I have read it. Seems like the author relied largely on local newsapers published in Oklahoma at the time, as well as Pentecostal church records.

Yep, Oklahoma was crawlin' with tongues-talkin' pew-jumpin' brayin' at the moon Pentecostal SOCIALISTS! Real RED-letter (pre-2000-election "red") Christians. :-)

It might be in an academic library in your neck of the woods, or through interlibrary loan.
 
What a great find! That would be an enjoyable read.
 
ER,

For an even earlier "socialist" community, see the Book of Acts, Chapter 2:


42They devoted themselves to the apostles' teaching and to the fellowship, to the breaking of bread and to prayer. 43Everyone was filled with awe, and many wonders and miraculous signs were done by the apostles. 44All the believers were together and had everything in common. 45Selling their possessions and goods, they gave to anyone as he had need. 46Every day they continued to meet together in the temple courts. They broke bread in their homes and ate together with glad and sincere hearts, 47praising God and enjoying the favor of all the people. And the Lord added to their number daily those who were being saved.
 
Holy crap! Literature is crawling with commies!

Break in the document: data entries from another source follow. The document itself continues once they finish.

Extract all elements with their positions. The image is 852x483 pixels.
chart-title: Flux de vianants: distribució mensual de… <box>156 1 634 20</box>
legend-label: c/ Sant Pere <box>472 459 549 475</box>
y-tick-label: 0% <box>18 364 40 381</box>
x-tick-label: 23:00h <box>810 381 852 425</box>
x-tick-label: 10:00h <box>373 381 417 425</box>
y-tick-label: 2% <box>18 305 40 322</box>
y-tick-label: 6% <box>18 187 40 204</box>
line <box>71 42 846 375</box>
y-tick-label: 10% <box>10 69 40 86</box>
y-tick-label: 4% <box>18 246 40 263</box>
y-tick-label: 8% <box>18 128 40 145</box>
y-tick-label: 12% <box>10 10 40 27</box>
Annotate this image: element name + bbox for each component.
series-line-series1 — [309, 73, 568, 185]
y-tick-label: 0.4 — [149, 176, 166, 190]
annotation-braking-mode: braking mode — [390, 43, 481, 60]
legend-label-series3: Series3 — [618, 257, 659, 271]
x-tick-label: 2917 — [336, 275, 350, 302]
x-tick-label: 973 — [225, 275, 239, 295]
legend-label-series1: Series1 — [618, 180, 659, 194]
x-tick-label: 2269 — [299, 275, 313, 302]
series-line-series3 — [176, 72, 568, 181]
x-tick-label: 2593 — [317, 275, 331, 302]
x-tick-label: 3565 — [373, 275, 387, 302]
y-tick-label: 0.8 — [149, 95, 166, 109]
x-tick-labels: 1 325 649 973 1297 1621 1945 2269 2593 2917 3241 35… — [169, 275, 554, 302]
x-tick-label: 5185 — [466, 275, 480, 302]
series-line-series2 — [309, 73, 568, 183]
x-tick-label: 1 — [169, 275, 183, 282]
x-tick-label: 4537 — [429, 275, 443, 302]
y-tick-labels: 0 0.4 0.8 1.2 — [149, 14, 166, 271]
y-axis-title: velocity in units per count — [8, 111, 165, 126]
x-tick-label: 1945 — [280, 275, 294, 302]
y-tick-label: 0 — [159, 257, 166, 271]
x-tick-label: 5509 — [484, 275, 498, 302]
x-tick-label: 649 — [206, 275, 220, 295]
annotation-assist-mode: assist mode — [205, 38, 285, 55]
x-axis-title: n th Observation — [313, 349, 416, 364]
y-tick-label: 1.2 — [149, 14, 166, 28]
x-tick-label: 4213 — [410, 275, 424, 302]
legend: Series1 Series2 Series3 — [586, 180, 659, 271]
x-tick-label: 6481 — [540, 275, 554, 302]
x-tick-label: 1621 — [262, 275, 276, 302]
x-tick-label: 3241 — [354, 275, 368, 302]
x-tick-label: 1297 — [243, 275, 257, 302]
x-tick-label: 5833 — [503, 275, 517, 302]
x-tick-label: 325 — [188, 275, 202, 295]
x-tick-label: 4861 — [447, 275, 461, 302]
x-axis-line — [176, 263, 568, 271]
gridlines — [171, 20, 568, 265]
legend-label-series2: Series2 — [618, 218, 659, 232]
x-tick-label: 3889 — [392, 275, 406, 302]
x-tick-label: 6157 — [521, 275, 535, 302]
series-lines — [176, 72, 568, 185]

I had heard that early pentecostals were often pacifists, as were early Nazarenes, and it isn't surprising to find the socialism tie there, too, what with their eager desire to live like the early church did.

I would imagine it was the Big Commie scare of the 50s that so thoroughly scared the mainstream church away from anything that smacked of socialism.
 
Well, World War II didn't help. The Socialists hated fascism, but they hated war just as much. The movement -- and that's all it really ever was, not a political party per se -- fell the heck apart.
 
It's not such a big jump from populism to socialism. Remember what was happening during that period in Oklahoma. Also remember where they all came from originally. We had whole towns and cities built soley on religious, or political, or racial grounds back then. Heck we even had an all female town. No males allowed.
 
Now you got me thinking about the Farmer's Co-op and Farmer's Union meetings from when I was a kid in SW Oklahoma. We would all meet out at the lake or at a large school in town. The whole family would go. The Adults would go off and argue for hours about something. Mean while we watched movies and cartoons. A couple of times the meetings went so late that they started the movie over for the second time, and half of us fell asleep before it was over.
What in the world were they talking about for all that time?
Oh, yes and all the hot dogs with chile and soda pop you wanted, no limits. Childhood bliss. But my dad would sometimes be mad for days after those meetings. Didn't occur to me until half a century latter that they were doing serious stuff there.
 
Christianity and Socialism are quite complementary. New Testament, ya know. And quite in line with my beliefs.
 
Meanwhile, Capitalism and Christianity are totally at odds with each other, so it's not only ironic, but tragic, that America prides itself on both.

Personally, I think we'd do better off adopting the Ferengi Rules Of Acquisition and admit that we're moneygrubbers.
 
Re, "Ferengi Rules Of Acquisition"

YES!

People like Tugboat don't get this, nor believe it when I say it:

Capitalism is fine, as long as it tied to a stake, tamped down, controlled, FOR ITS OWN SAKE -- AND its excesses compensated for with social legislation.

Left to its own devices, capitalism will burn itself out and hurt everybody who gets in its way, except the few who would eventually wind up with all the toys.